DOJ email accounts compromised in SolarWinds cyberattack
pixelcreatures / Pixabay
DOJ email accounts compromised in SolarWinds cyberattack

The US Department of Justice (DOJ) announced Wednesday that up to 3 percent of its email mailboxes were accessed during the SolarWinds cyberattack in December.

DOJ Spokesperson Marc Raimondi released a statement on the incident:

On Dec. 24, 2020, the Department of Justice’s Office of the Chief Information Officer (OCIO) learned of previously unknown malicious activity linked to the global SolarWinds incident that has affected multiple federal agencies and technology contractors, among others. This activity involved access to the Department’s Microsoft O365 email environment. After learning of the malicious activity, the OCIO eliminated the identified method by which the actor was accessing the O365 email environment. At this point, the number of potentially accessed O365 mailboxes appears limited to around 3-percent and we have no indication that any classified systems were impacted. As part of the ongoing technical analysis, the Department has determined that the activity constitutes a major incident under the Federal Information Security Modernization Act, and is taking the steps consistent with that determination. The Department will continue to notify the appropriate federal agencies, Congress, and the public as warranted.

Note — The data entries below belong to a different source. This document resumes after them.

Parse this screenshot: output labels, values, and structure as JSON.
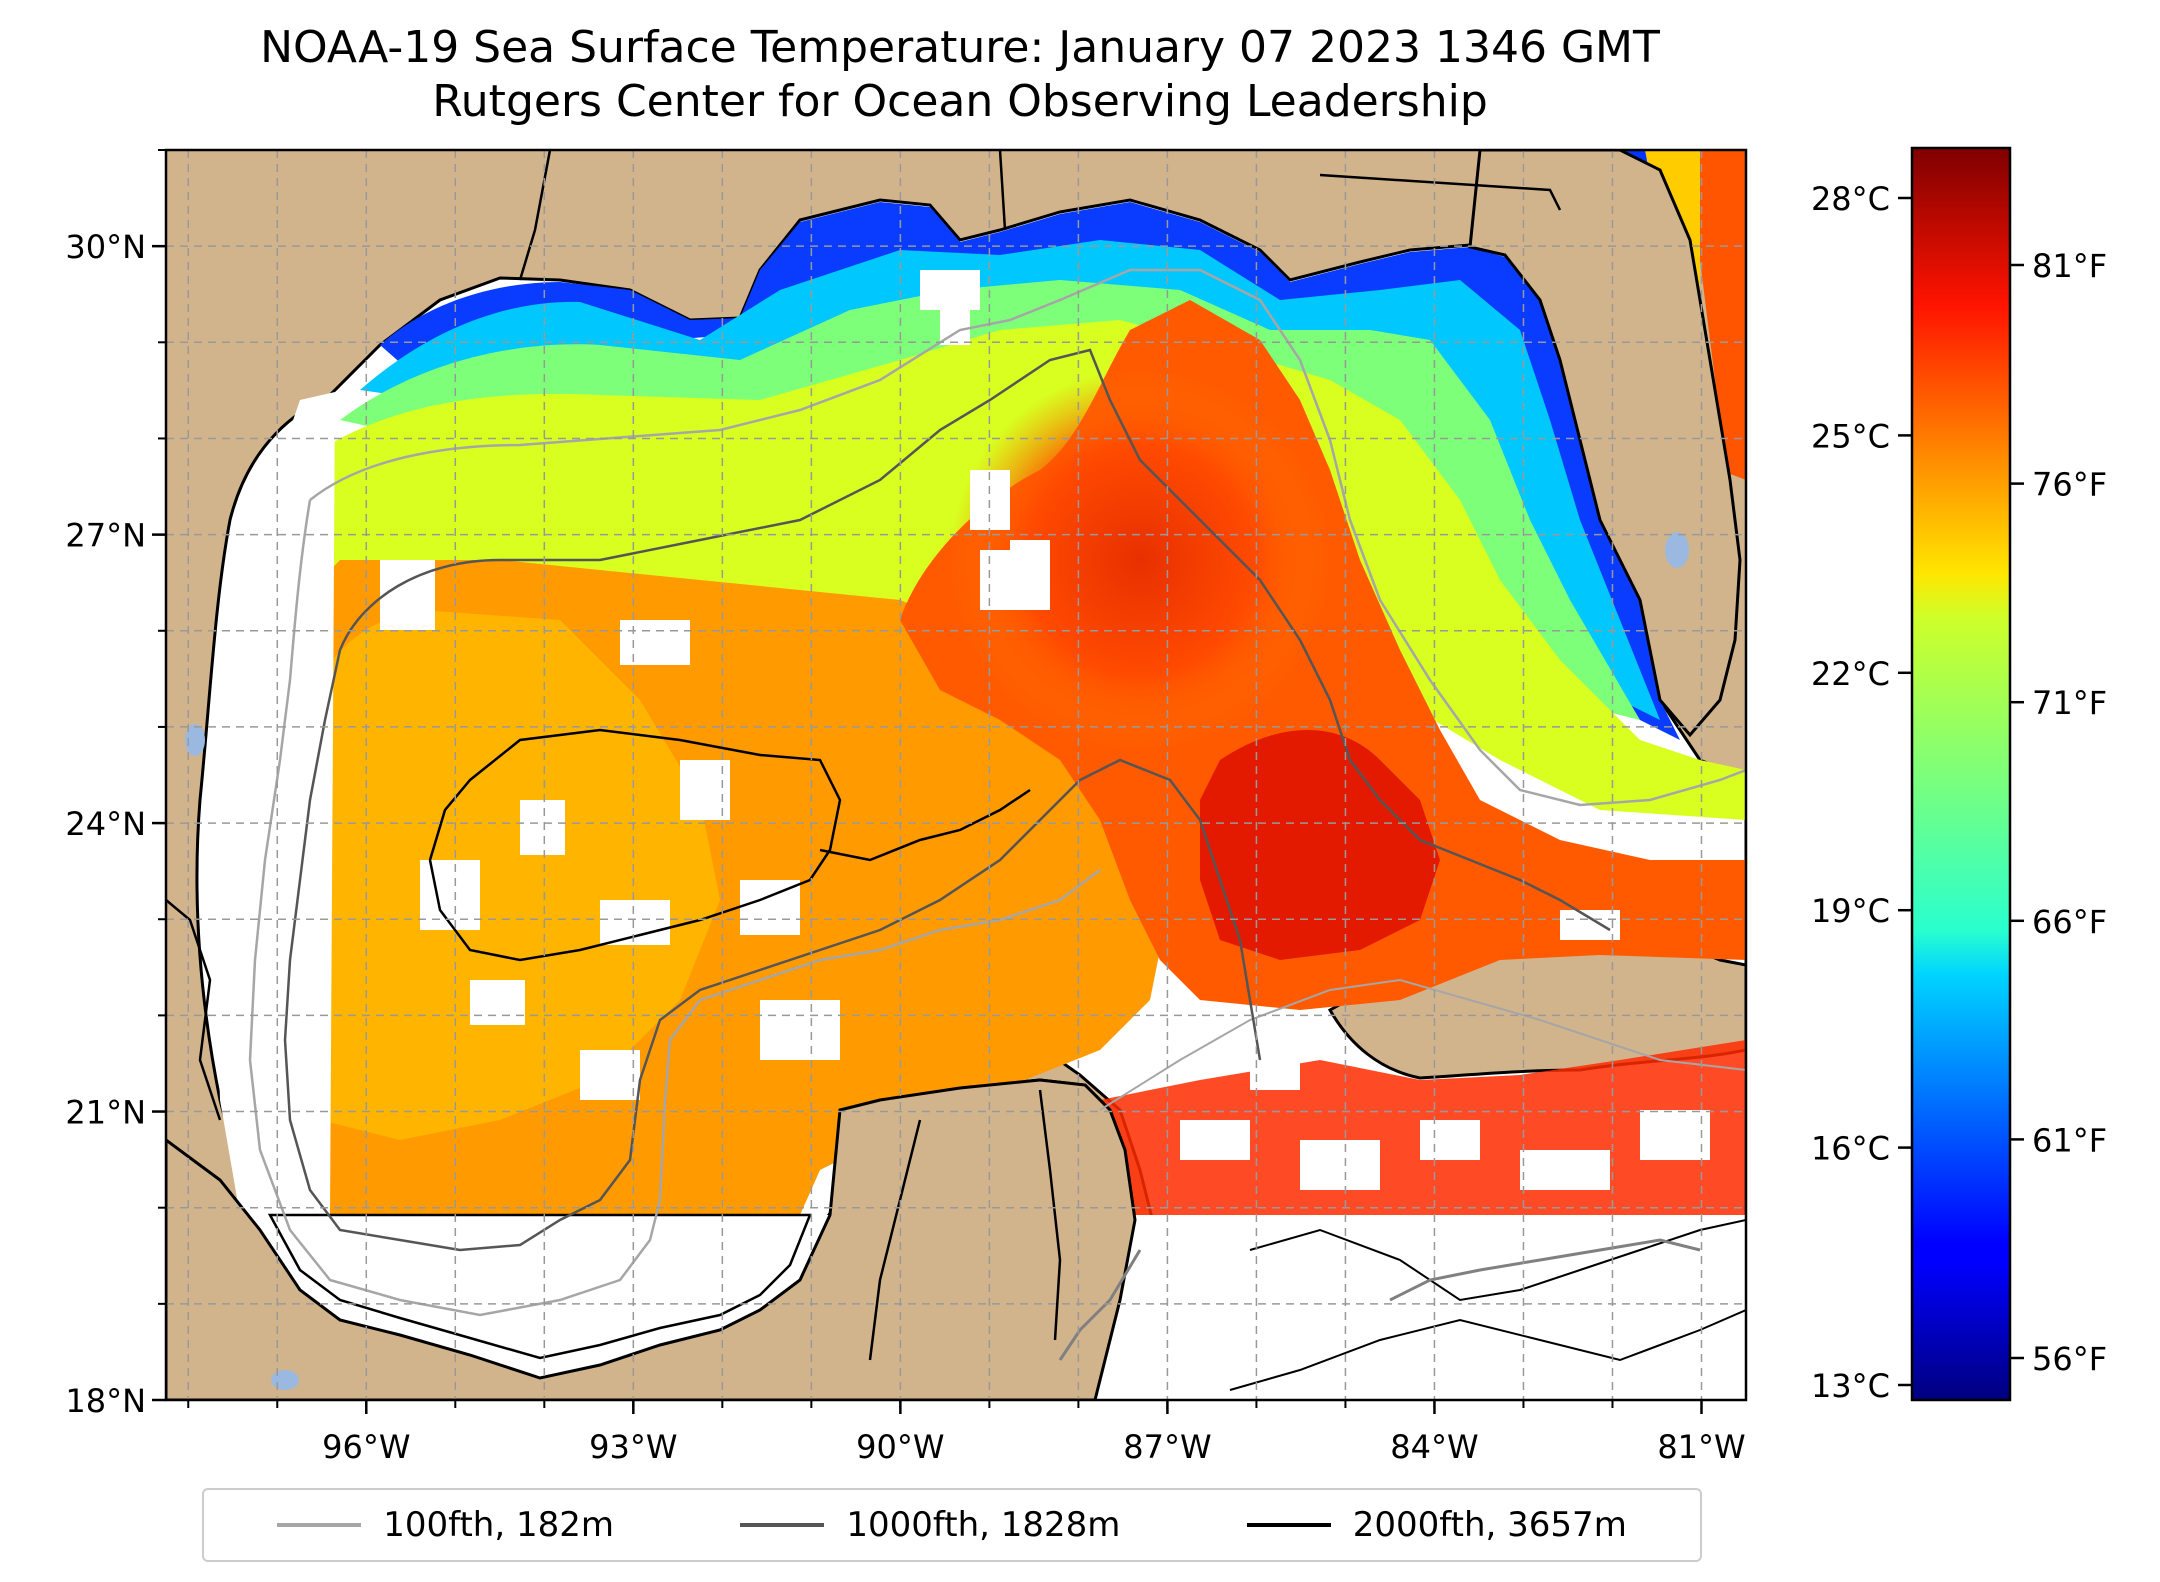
{
  "title": "NOAA-19 Sea Surface Temperature: January 07 2023 1346 GMT",
  "subtitle": "Rutgers Center for Ocean Observing Leadership",
  "map": {
    "lon_range": [
      -98.25,
      -80.5
    ],
    "lat_range": [
      18,
      31
    ],
    "lon_ticks": [
      {
        "value": -96,
        "label": "96°W"
      },
      {
        "value": -93,
        "label": "93°W"
      },
      {
        "value": -90,
        "label": "90°W"
      },
      {
        "value": -87,
        "label": "87°W"
      },
      {
        "value": -84,
        "label": "84°W"
      },
      {
        "value": -81,
        "label": "81°W"
      }
    ],
    "lat_ticks": [
      {
        "value": 18,
        "label": "18°N"
      },
      {
        "value": 21,
        "label": "21°N"
      },
      {
        "value": 24,
        "label": "24°N"
      },
      {
        "value": 27,
        "label": "27°N"
      },
      {
        "value": 30,
        "label": "30°N"
      }
    ],
    "colors": {
      "land": "#d2b48c",
      "no_data": "#ffffff",
      "lakes": "#9bb8e0",
      "grid": "#999999"
    }
  },
  "colorbar": {
    "celsius_ticks": [
      "28°C",
      "25°C",
      "22°C",
      "19°C",
      "16°C",
      "13°C"
    ],
    "fahrenheit_ticks": [
      "81°F",
      "76°F",
      "71°F",
      "66°F",
      "61°F",
      "56°F"
    ],
    "colormap": "jet"
  },
  "legend": [
    {
      "label": "100fth, 182m",
      "color": "#a6a6a6"
    },
    {
      "label": "1000fth, 1828m",
      "color": "#555555"
    },
    {
      "label": "2000fth, 3657m",
      "color": "#000000"
    }
  ]
}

According to a new joint agency governmental report Tuesday, the US government has attributed the cyberattack to Russia stating, “This work indicates that an Advanced Persistent Threat (APT) actor, likely Russian in origin, is responsible for most or all of the recently discovered, ongoing cyber compromises of both government and non-governmental networks. At this time, we believe this was, and continues to be, an intelligence gathering effort.”

The SolarWinds cyberattack involved a massive hack into SolarWinds systems. Hackers targeted government entities who used SolarWinds’ Orion products for management of IT systems.